Я больше не мог говорить со своим сыном. Все мои слова он автоматически проверяет своим представлением, которое с лёгкостью определяет правду и ложь. Даже выводы историков, изложенные в учебнике, опроверг. Никак не получалось превосходства отца над сыном, разговор не придавал мне большего авторитета, а, наверное, разрушал тот авторитет, который был, благодаря Анастасии. И ещё, его странная уверенность в силе мысли пугала и отдаляла меня от него. Мы разные. Контакта с ребёнком, как у отца с сыном, не получалось. Я не чувствовал в нём родного сына. Он для меня вообще иным существом казался. Мы молчали. И тут я вспомнил слова Анастасии: "С детьми нужно быть обязательно искренним и правдивым". Меня даже злость взяла от безвыходности положения: "Значит, искренним? Правдивым?". Я старался, а что получилось? Да если быть до конца искренним и правдивым... Вообще, в данной ситуации и не такое можно сказать. И я сказал, выпалил на одном дыхании:
- Володя, если искренне всё говорить, то у нас с тобой не получается разговора, как у отца с сыном. Мы разные. Понятия, информация, знания у нас разные. Я не чувствую тебя своим сыном. Я даже боюсь к тебе прикоснуться. В нашем мире своего ребёнка можно и приласкать просто так, и даже наказать, побить можно за провинность. А я и помыслить такого по отношению к тебе не могу. Между нами барьер непреодолимый.

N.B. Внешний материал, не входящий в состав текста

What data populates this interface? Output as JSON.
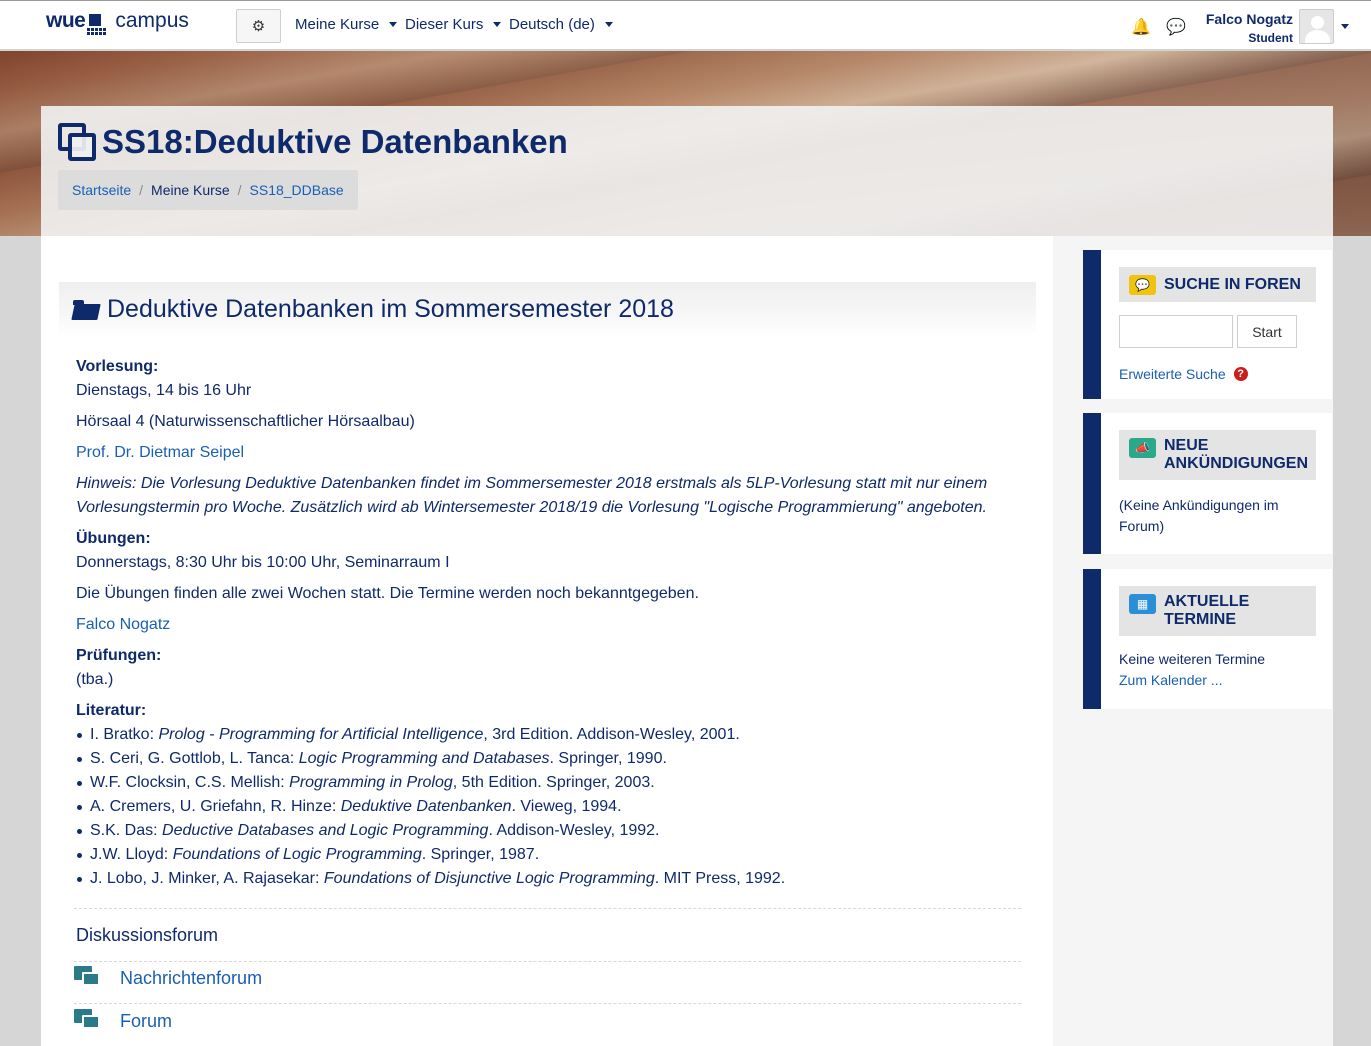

Я замолчал. Сижу, молчу, не знаю, что и как говорить дальше. Сижу и смотрю на задумавшегося своего маленького, со странноватым мышлением, сына.

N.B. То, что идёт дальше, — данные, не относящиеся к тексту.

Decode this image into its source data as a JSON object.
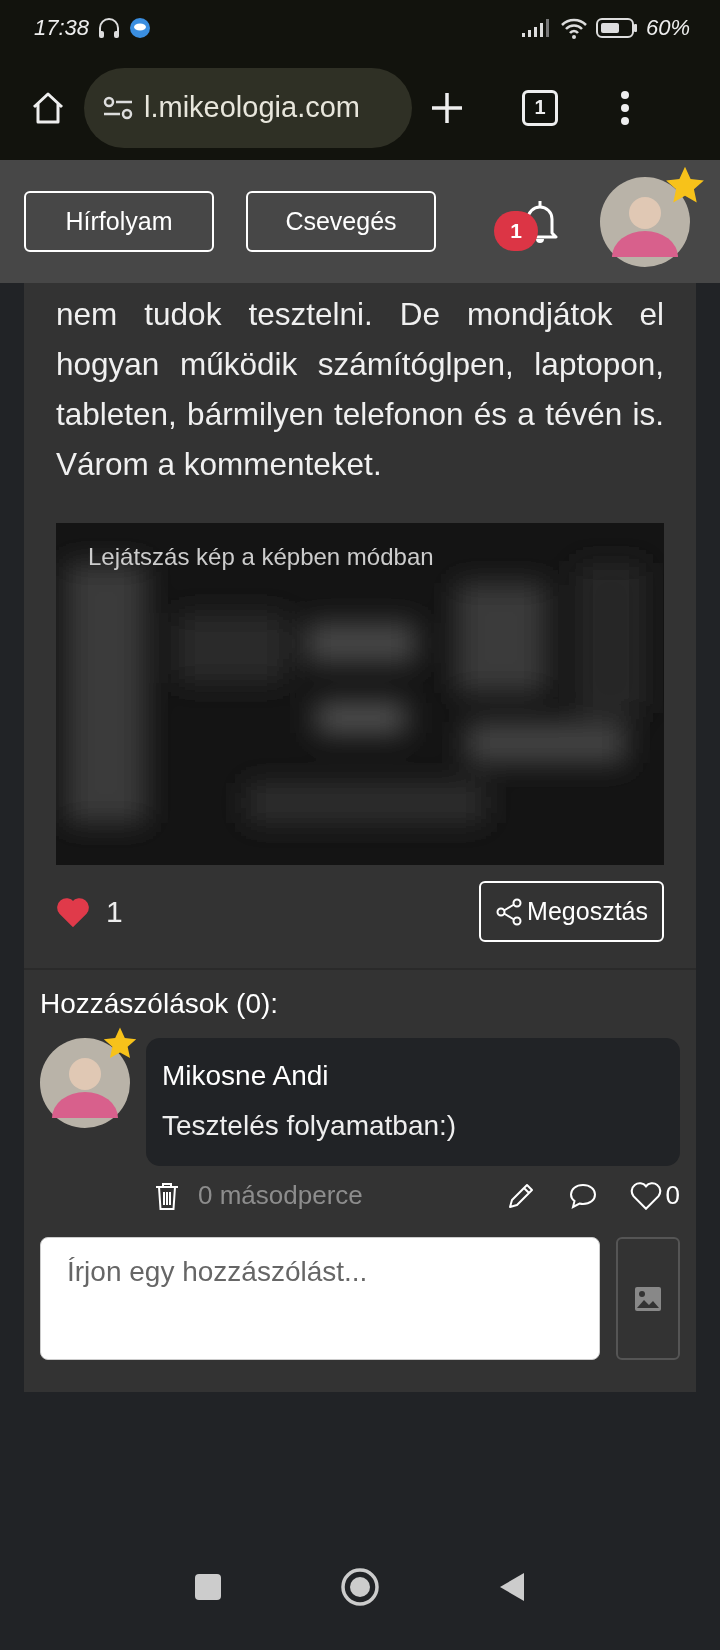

Повернув ко мне свою кудрявую головку, он снова заговорил со мной первым, но в этот раз я почувствовал нотки грусти в его голосе:
- Между мной и тобой, папа, какой-то барьер? Тебе тяжело воспринимать меня своим сыном родным? Ты долго бываешь там, в другом мире, где всё немножко не так, как здесь. Я знаю, папа, там бьют иногда родители своих детей... Там всё немножко по-другому. Я подумал, папа... я сейчас...
Он быстро встал, побежал, затем вернулся, неся в руках ветку с сухими иголками, и протянул её мне:
- Возьми, папа, эту веточку и побей меня ею. Как бьют детей своих родители в том, другом мире, в котором ты так долго бываешь.
- Побить? Тебя? Зачем? Это ты что же ещё выдумал? - Я знаю, папа, там, в том мире, где тебе приходится так долго бывать, бьют родители только родных своих детей. Я твой сын родной, папа. Ты побей меня, чтобы почувствовать себя папой моим родным. Может, так тебе легче будет почувствовать. Только по этой ручке не бей и по ножке этой, не чувствует эта ручка боли и ножка не почувствует, они онемевшие ещё немножко. А всё остальное на теле почувствует боль. Только я заплакать, наверное, не смогу, как дети плачут. Я ещё ни разу не плакал.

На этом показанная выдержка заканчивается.